The combustion system consists of a burner, a fuel injection nozzle, and ignition system. A liquid fuel pilot light ignites the powder as it enters the burner.
Technician at GM and Ford who have worked with methanol derived from coal say the methanol burns cleaner than powdered coal and could more easily be used to run automobiles. But GM says the combustion of powdered coal offers the maximum utilization of the energy in coal. Both mechanically cleaned and solvent-refined powdered coal retain more than 80 percent of the energy initially present in the mined coal. This compares with about 55 percent for the liquid fuels derived from coal.
Says Richard Stettler, project manager of the coal fired turbine project at GM, "Right now the powdered coal is not clean enough. We need to get the ash contents down, so we're moving toward a solvent- refined project which dissolves the coal and filters out the ash. It also takes out some of the sulfur."

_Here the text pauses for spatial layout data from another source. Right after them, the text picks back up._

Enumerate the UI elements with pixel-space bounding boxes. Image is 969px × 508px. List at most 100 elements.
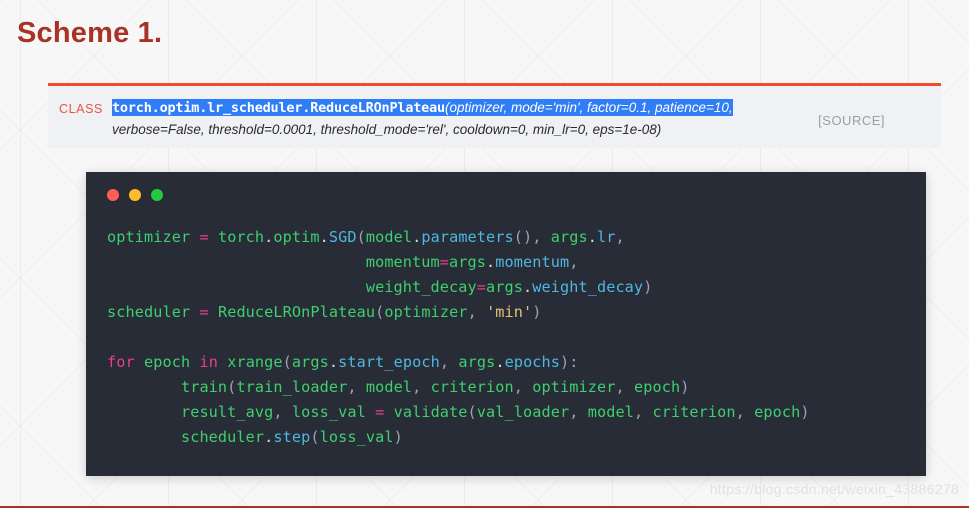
- code-token: (: [467, 403, 477, 421]
- code-token: ): [532, 303, 542, 321]
- code-token: =: [476, 278, 487, 296]
- signature-qualified-name: torch.optim.lr_scheduler.ReduceLROnPlate…: [112, 100, 445, 116]
- code-token: .: [495, 353, 505, 371]
- close-icon[interactable]: [107, 189, 119, 201]
- code-token: epochs: [504, 353, 561, 371]
- code-token: optim: [273, 228, 320, 246]
- api-signature-text: torch.optim.lr_scheduler.ReduceLROnPlate…: [112, 97, 821, 141]
- code-token: (: [310, 428, 320, 446]
- code-token: args: [291, 353, 329, 371]
- code-token: =: [439, 253, 450, 271]
- code-token: model: [365, 228, 413, 246]
- code-token: model: [587, 403, 634, 421]
- code-token: optimizer: [107, 228, 191, 246]
- code-token: ,: [615, 378, 634, 396]
- code-token: ,: [615, 228, 625, 246]
- page-title: Scheme 1.: [17, 17, 163, 49]
- code-token: .: [328, 353, 339, 371]
- signature-line-1-params: (optimizer, mode='min', factor=0.1, pati…: [444, 100, 733, 115]
- code-token: optimizer: [532, 378, 616, 396]
- watermark: https://blog.csdn.net/weixin_43886278: [709, 481, 959, 497]
- code-token: ,: [347, 378, 366, 396]
- code-token: momentum: [495, 253, 570, 271]
- slide-canvas: Scheme 1. CLASS torch.optim.lr_scheduler…: [0, 0, 969, 508]
- code-token: xrange: [227, 353, 283, 371]
- code-token: result_avg: [180, 403, 274, 421]
- code-token: args: [449, 253, 487, 271]
- code-block[interactable]: optimizer = torch.optim.SGD(model.parame…: [107, 225, 916, 450]
- code-token: (: [356, 228, 366, 246]
- code-token: ,: [412, 378, 431, 396]
- code-token: epoch: [143, 353, 191, 371]
- code-token: ,: [273, 403, 292, 421]
- code-token: ,: [633, 403, 653, 421]
- code-line: optimizer = torch.optim.SGD(model.parame…: [107, 225, 916, 250]
- api-signature-block: CLASS torch.optim.lr_scheduler.ReduceLRO…: [48, 83, 941, 148]
- code-token: ,: [467, 303, 487, 321]
- code-token: =: [375, 403, 385, 421]
- code-token: optimizer: [384, 303, 468, 321]
- code-token: .: [486, 253, 496, 271]
- code-token: =: [199, 228, 209, 246]
- code-token: weight_decay: [365, 278, 477, 296]
- code-token: .: [587, 228, 597, 246]
- code-token: train: [180, 378, 228, 396]
- code-token: ,: [513, 378, 533, 396]
- code-token: ): [643, 278, 653, 296]
- code-line: weight_decay=args.weight_decay): [107, 275, 916, 300]
- code-token: lr: [597, 228, 616, 246]
- maximize-icon[interactable]: [151, 189, 163, 201]
- code-token: parameters: [421, 228, 514, 246]
- code-token: for: [107, 353, 135, 371]
- code-token: args: [486, 278, 523, 296]
- signature-selection-highlight: torch.optim.lr_scheduler.ReduceLROnPlate…: [112, 99, 733, 116]
- code-token: train_loader: [236, 378, 348, 396]
- code-token: criterion: [652, 403, 736, 421]
- code-window: optimizer = torch.optim.SGD(model.parame…: [86, 172, 926, 476]
- code-token: ReduceLROnPlateau: [217, 303, 376, 321]
- signature-line-1: torch.optim.lr_scheduler.ReduceLROnPlate…: [112, 97, 821, 119]
- code-token: ):: [560, 353, 579, 371]
- code-token: ,: [569, 253, 579, 271]
- code-token: step: [273, 428, 311, 446]
- code-line: scheduler.step(loss_val): [107, 425, 916, 450]
- code-line: momentum=args.momentum,: [107, 250, 916, 275]
- code-line: result_avg, loss_val = validate(val_load…: [107, 400, 916, 425]
- code-token: criterion: [430, 378, 514, 396]
- code-token: args: [458, 353, 496, 371]
- source-link[interactable]: [SOURCE]: [818, 113, 885, 128]
- code-token: (: [282, 353, 292, 371]
- code-token: scheduler: [180, 428, 265, 446]
- code-token: (),: [513, 228, 551, 246]
- code-token: start_epoch: [338, 353, 440, 371]
- code-token: weight_decay: [532, 278, 644, 296]
- code-token: .: [523, 278, 533, 296]
- code-token: ): [393, 428, 403, 446]
- code-token: val_loader: [476, 403, 570, 421]
- code-token: epoch: [633, 378, 681, 396]
- code-token: ,: [735, 403, 755, 421]
- minimize-icon[interactable]: [129, 189, 141, 201]
- window-controls: [107, 189, 163, 201]
- code-token: in: [199, 353, 218, 371]
- code-token: model: [365, 378, 413, 396]
- code-line: train(train_loader, model, criterion, op…: [107, 375, 916, 400]
- code-token: ,: [439, 353, 459, 371]
- code-line: for epoch in xrange(args.start_epoch, ar…: [107, 350, 916, 375]
- code-token: (: [375, 303, 385, 321]
- code-token: .: [319, 228, 329, 246]
- code-token: =: [199, 303, 209, 321]
- code-token: ): [680, 378, 690, 396]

He expects that standards for powdered coal will be similar to those of gasoline when research on the coal cleaning process is completed over the next several years.
Dr. Douglass B. Keller Jr., chairman of the board of Otisca Industries Ltd., a coal refining company in Syracuse, N.Y., says several oil and coal cleaning and refining companies are working on methods to attain powdered coal with less than a half percent of ash.
GM technicians say that before the coal-fueled engine is ready for widespread installation in passenger automobiles, the following challenges must be met:
* Mechanical areas, such as storage, transfer, pumping, and injection in the engine, need further development.
* Further effort is needed to bring particulate emissions and smoke to acceptable levels.
* Coal products contain relatively large amounts of nitrogen. As a result, further effort will be required minimize the effects of nitrogen in coal.
Dr. Keller estimates that powdered coal could be produced at $2 per million Btus. Currently, crude oil costs between $6 to $7 per million Btus. Gas at the pump price of $10.30 per gallon costs $10.30 per million Btus.